Working with a corporate lawyer in France — Q&A

Any time a strategic decision changes how the company is owned, governed or contractually bound — incorporation, fundraising, M&A, restructuring, shareholder agreements, or major commercial contracts. Earlier engagement always costs less than later remediation.

A notary (notaire) is a public officer who authenticates specific deeds (mainly real-estate transfers and certain family-law acts). A corporate lawyer (avocat) advises on strategy, negotiates and drafts company documents, and represents you in disputes. The two roles complement rather than overlap.

Yes — most of our clients are foreign suppliers, investors or holding entities. We bridge the gap between French law and your home jurisdiction's expectations and deliver everything bilingually.

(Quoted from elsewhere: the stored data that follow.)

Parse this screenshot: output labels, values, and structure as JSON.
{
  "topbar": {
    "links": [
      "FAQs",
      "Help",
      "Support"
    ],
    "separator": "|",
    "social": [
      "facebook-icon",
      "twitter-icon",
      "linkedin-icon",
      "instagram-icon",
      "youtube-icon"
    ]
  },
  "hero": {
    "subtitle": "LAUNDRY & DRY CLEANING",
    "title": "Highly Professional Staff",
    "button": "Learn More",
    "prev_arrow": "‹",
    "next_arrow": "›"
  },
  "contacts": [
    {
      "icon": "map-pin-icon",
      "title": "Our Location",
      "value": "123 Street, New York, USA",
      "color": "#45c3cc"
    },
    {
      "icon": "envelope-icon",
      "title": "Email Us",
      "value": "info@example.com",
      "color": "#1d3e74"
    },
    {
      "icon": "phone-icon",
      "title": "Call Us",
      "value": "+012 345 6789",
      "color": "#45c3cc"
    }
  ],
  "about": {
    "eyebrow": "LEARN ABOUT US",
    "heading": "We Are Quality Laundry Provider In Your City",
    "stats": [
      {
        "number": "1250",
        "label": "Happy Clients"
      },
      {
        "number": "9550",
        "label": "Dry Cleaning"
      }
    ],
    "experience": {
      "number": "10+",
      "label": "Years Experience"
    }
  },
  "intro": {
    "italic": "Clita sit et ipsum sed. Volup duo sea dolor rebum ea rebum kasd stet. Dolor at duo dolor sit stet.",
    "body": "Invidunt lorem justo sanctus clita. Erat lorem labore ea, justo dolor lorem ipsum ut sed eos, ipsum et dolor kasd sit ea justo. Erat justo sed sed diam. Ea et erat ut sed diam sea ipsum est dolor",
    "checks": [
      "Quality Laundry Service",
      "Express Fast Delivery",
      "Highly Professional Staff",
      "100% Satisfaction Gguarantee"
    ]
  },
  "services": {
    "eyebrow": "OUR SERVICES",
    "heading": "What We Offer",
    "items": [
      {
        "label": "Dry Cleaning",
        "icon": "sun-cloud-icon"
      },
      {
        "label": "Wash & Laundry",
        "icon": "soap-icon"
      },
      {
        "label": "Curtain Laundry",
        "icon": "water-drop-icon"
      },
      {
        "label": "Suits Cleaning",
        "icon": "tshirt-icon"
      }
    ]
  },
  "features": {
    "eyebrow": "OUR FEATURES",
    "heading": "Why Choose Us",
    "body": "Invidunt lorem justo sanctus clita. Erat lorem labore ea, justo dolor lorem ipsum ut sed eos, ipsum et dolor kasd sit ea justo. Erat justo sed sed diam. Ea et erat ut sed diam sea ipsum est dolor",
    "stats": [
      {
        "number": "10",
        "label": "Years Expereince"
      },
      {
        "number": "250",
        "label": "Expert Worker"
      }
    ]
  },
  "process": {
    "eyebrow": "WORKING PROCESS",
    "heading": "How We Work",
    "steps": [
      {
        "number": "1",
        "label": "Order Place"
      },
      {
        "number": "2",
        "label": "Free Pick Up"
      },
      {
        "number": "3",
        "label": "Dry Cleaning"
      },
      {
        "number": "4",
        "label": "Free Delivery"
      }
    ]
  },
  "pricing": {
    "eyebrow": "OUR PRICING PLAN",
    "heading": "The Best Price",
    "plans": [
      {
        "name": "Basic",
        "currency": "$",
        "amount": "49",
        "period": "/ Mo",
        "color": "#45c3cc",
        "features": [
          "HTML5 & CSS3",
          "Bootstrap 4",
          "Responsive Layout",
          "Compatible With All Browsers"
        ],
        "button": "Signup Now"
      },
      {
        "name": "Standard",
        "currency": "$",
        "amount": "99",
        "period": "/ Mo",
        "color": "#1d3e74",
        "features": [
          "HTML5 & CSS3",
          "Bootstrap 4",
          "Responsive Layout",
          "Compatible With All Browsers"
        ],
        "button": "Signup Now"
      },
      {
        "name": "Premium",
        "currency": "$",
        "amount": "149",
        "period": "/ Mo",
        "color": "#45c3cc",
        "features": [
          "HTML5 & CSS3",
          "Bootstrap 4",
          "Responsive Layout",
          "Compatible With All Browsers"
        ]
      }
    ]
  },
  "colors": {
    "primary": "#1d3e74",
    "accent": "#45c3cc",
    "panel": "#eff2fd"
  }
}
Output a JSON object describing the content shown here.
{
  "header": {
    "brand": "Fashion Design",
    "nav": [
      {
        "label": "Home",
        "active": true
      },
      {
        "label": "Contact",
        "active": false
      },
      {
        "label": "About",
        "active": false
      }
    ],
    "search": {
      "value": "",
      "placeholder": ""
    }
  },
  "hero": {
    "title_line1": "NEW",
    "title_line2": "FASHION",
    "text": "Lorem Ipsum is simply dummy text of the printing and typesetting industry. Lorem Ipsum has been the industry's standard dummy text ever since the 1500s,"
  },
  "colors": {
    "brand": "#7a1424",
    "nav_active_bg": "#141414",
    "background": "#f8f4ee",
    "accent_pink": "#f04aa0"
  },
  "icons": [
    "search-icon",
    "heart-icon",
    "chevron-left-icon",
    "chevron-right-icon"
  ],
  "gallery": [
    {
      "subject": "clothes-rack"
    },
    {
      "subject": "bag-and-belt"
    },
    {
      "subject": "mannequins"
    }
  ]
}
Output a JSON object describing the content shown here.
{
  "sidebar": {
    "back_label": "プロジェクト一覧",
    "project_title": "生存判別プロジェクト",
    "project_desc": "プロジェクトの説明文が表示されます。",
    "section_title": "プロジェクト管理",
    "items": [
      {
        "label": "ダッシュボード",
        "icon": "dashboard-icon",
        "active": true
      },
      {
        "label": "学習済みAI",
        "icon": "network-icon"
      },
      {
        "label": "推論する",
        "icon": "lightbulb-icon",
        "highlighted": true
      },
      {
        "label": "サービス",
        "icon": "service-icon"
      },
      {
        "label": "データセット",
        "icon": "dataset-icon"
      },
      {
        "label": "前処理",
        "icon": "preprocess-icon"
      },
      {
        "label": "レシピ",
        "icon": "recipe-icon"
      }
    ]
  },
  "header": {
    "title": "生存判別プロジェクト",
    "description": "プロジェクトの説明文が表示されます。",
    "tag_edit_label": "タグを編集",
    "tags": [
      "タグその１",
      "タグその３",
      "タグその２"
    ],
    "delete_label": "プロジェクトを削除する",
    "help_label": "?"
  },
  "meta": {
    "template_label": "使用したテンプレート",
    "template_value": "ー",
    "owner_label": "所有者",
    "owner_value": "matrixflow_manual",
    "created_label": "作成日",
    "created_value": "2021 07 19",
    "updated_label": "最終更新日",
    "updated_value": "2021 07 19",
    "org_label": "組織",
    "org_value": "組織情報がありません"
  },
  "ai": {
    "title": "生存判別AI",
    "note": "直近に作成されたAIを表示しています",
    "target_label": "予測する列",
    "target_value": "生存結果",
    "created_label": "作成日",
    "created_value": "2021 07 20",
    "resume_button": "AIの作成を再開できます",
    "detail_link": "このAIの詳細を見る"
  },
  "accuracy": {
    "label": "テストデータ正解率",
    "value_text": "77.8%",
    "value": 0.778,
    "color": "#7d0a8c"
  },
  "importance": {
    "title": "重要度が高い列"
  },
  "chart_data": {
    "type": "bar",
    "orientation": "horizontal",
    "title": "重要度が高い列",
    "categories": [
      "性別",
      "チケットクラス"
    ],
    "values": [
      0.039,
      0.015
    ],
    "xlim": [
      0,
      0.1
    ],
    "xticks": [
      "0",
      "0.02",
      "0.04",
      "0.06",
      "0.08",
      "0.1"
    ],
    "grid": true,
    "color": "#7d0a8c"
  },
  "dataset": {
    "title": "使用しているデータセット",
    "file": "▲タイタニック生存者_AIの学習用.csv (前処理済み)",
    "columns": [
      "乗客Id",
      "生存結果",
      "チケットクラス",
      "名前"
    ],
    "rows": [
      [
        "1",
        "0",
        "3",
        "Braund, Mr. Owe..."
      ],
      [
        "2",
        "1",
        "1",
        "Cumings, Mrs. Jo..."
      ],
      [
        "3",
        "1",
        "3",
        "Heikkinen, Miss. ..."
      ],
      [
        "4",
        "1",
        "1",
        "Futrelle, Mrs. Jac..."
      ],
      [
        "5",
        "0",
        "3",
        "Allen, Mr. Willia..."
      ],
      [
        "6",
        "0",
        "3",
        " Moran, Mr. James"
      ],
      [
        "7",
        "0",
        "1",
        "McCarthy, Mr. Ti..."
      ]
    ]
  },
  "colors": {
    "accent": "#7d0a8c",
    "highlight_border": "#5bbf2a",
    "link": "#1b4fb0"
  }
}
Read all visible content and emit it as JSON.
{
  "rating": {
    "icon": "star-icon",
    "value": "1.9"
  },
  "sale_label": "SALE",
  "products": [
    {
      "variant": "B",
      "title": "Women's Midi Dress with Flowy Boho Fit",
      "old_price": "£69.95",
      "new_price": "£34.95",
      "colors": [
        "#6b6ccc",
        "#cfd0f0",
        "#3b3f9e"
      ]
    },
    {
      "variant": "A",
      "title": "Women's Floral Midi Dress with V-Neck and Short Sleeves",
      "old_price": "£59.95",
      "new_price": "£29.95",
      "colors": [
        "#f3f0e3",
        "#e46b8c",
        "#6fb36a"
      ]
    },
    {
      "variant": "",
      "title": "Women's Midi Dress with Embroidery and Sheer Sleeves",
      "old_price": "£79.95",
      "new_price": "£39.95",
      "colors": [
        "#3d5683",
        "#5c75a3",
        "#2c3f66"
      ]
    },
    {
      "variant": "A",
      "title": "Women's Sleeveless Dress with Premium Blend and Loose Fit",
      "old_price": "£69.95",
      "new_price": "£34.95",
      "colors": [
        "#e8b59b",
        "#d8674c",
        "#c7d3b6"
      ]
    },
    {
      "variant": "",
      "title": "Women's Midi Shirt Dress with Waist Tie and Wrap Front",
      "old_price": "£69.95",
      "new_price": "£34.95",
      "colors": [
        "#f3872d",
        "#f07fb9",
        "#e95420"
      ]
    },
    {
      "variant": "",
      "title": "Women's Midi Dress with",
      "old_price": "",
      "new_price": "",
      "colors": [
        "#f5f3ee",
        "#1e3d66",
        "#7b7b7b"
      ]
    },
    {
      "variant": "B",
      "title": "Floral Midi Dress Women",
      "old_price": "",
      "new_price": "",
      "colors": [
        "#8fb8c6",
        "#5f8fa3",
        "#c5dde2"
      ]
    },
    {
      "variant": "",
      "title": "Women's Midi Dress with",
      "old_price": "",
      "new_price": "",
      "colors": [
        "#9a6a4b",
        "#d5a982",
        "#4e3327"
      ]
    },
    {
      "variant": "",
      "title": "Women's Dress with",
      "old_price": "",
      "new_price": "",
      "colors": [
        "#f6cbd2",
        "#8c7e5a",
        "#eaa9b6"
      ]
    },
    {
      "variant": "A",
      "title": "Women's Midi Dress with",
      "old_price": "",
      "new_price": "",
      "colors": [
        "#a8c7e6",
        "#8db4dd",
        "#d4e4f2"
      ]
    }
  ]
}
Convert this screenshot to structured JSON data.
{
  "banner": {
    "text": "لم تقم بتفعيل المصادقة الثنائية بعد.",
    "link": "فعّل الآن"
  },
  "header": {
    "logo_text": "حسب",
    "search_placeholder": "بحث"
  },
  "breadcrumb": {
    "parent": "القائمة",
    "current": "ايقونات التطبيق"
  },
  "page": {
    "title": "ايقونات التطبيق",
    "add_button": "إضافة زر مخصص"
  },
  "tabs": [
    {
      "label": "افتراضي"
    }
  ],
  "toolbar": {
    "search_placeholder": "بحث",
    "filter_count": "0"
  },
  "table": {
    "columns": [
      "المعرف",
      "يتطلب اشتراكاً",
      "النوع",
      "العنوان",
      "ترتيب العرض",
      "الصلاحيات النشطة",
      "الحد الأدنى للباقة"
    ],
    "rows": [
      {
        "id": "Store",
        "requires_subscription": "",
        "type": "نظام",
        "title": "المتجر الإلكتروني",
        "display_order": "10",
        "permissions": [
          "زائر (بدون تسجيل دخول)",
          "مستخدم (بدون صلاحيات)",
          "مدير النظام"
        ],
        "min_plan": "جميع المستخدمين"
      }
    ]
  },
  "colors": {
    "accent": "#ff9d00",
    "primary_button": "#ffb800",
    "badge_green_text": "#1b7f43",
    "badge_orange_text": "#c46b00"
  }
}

The SAS (Société par Actions Simplifiée) is the default choice for most international structures: flexible governance, single shareholder allowed, no minimum capital, and works cleanly with foreign holding entities. We assess SARL, SA, SCI on the merits when the situation calls for it.

Yes — communications with a French avocat are protected by the secret professionnel (Article 66-5 of the Law of 31 December 1971). This protection is broader than the common-law attorney-client privilege and applies to written and oral exchanges.

We work on fixed fees for clearly scoped engagements (incorporation, contract drafting, audits) and on monthly retainers for ongoing advisory. Hourly billing is the exception, not the default. You always know the cost before work starts.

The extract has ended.